Tivemos no passado um grande pioneiro do diálogo com a cultura chinesa na pessoa do padre jesuíta Matteo Ricci (1552-1610), um missionário ocidental que compreendeu que, sem conhecer a sua cultura, não há como dialogar com chineses. Ricci abriu caminhos, conseguiu elaborar uma síntese entre a filosofia de Confúcio e a cultura católica da época, ousou falar em Deus recorrendo a conceituações chinesas tradicionais como mandato-do-céu, tudo-sob-o-céu, filho-do-céu, imperador-de-cima, senhor-do-céu. Depois de sua morte, a tentativa de Ricci foi interrompida pelas autoridades do Vaticano.

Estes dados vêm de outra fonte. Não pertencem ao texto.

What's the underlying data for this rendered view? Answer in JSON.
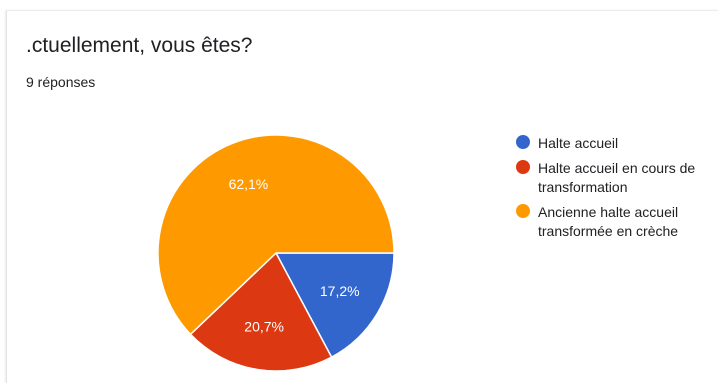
{
  "question": {
    "title": ".ctuellement, vous êtes?",
    "responses": "9 réponses"
  },
  "colors": {
    "blue": "#3366cc",
    "red": "#dc3912",
    "orange": "#ff9900"
  },
  "chart_data": {
    "type": "pie",
    "title": ".ctuellement, vous êtes?",
    "legend_position": "right",
    "start_angle_deg": 90,
    "direction": "clockwise",
    "slices": [
      {
        "label": "Halte accueil",
        "value": 17.2,
        "display": "17,2%",
        "color": "#3366cc"
      },
      {
        "label": "Halte accueil en cours de\ntransformation",
        "value": 20.7,
        "display": "20,7%",
        "color": "#dc3912"
      },
      {
        "label": "Ancienne halte accueil\ntransformée en crèche",
        "value": 62.1,
        "display": "62,1%",
        "color": "#ff9900"
      }
    ]
  }
}
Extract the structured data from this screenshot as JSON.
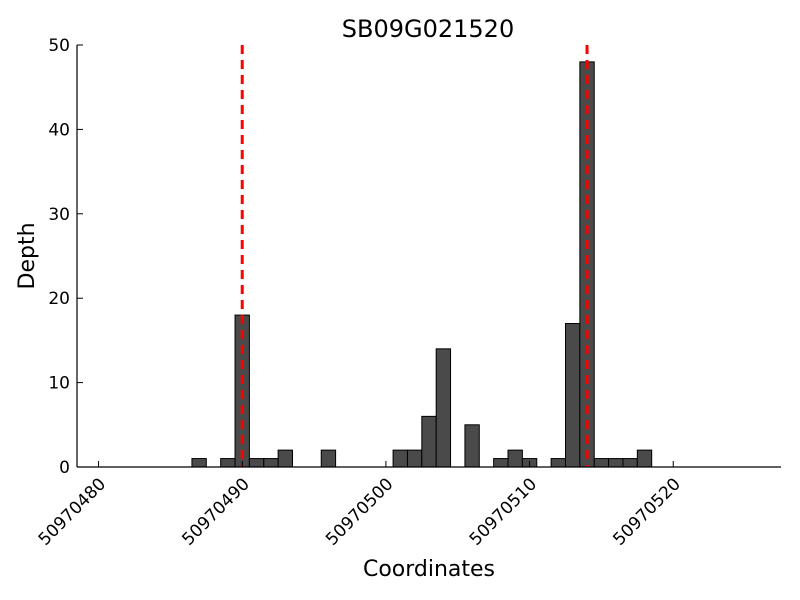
{
  "chart_data": {
    "type": "bar",
    "title": "SB09G021520",
    "xlabel": "Coordinates",
    "ylabel": "Depth",
    "xlim": [
      50970479,
      50970528
    ],
    "ylim": [
      0,
      50
    ],
    "xticks": [
      50970480,
      50970490,
      50970500,
      50970510,
      50970520
    ],
    "yticks": [
      0,
      10,
      20,
      30,
      40,
      50
    ],
    "bar_color": "#4a4a4a",
    "marker_color": "#ff0000",
    "markers": [
      50970490,
      50970514
    ],
    "x": [
      50970487,
      50970489,
      50970490,
      50970491,
      50970492,
      50970493,
      50970496,
      50970501,
      50970502,
      50970503,
      50970504,
      50970506,
      50970508,
      50970509,
      50970510,
      50970512,
      50970513,
      50970514,
      50970515,
      50970516,
      50970517,
      50970518
    ],
    "values": [
      1,
      1,
      18,
      1,
      1,
      2,
      2,
      2,
      2,
      6,
      14,
      5,
      1,
      2,
      1,
      1,
      17,
      48,
      1,
      1,
      1,
      2
    ]
  }
}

No que li sobre Confúcio (551-479 aC), entendi que ele demonstrou preocupação com o que se passava nas comunidades agrícolas da China de seu tempo. Querendo formar administradores honestos daquelas fazendas, ele escreveu conselhos que combinam ética com filosofia, sabedoria religiosa com virtude. E criou um modelo organizacional que o reformador indiano Buda seguiria mais tarde: inserir experiências monásticas em comunidades camponesas, para que monges letrados ensinem a camponeses iletrados com viver e defender seus direitos. Prático e ético, o trabalho de Confúcio tem, pois, um caráter secular. Ele não criou nem religião, nem sacerdócio. E rejeitou tentativas de sua própria divinização. Sacerdote não, monge educador sim. Confúcio deixou poucos textos, mas moldou definitivamente o caráter do povo chinês.
Evoco apenas o caso chinês, pois este texto é apenas um aceno. Espero que ajude a compreender que um diálogo em profundidade com as culturas budistas e maometanas, só para dar dois exemplos conhecidos, deve ser igualmente bastante exigente, imagino.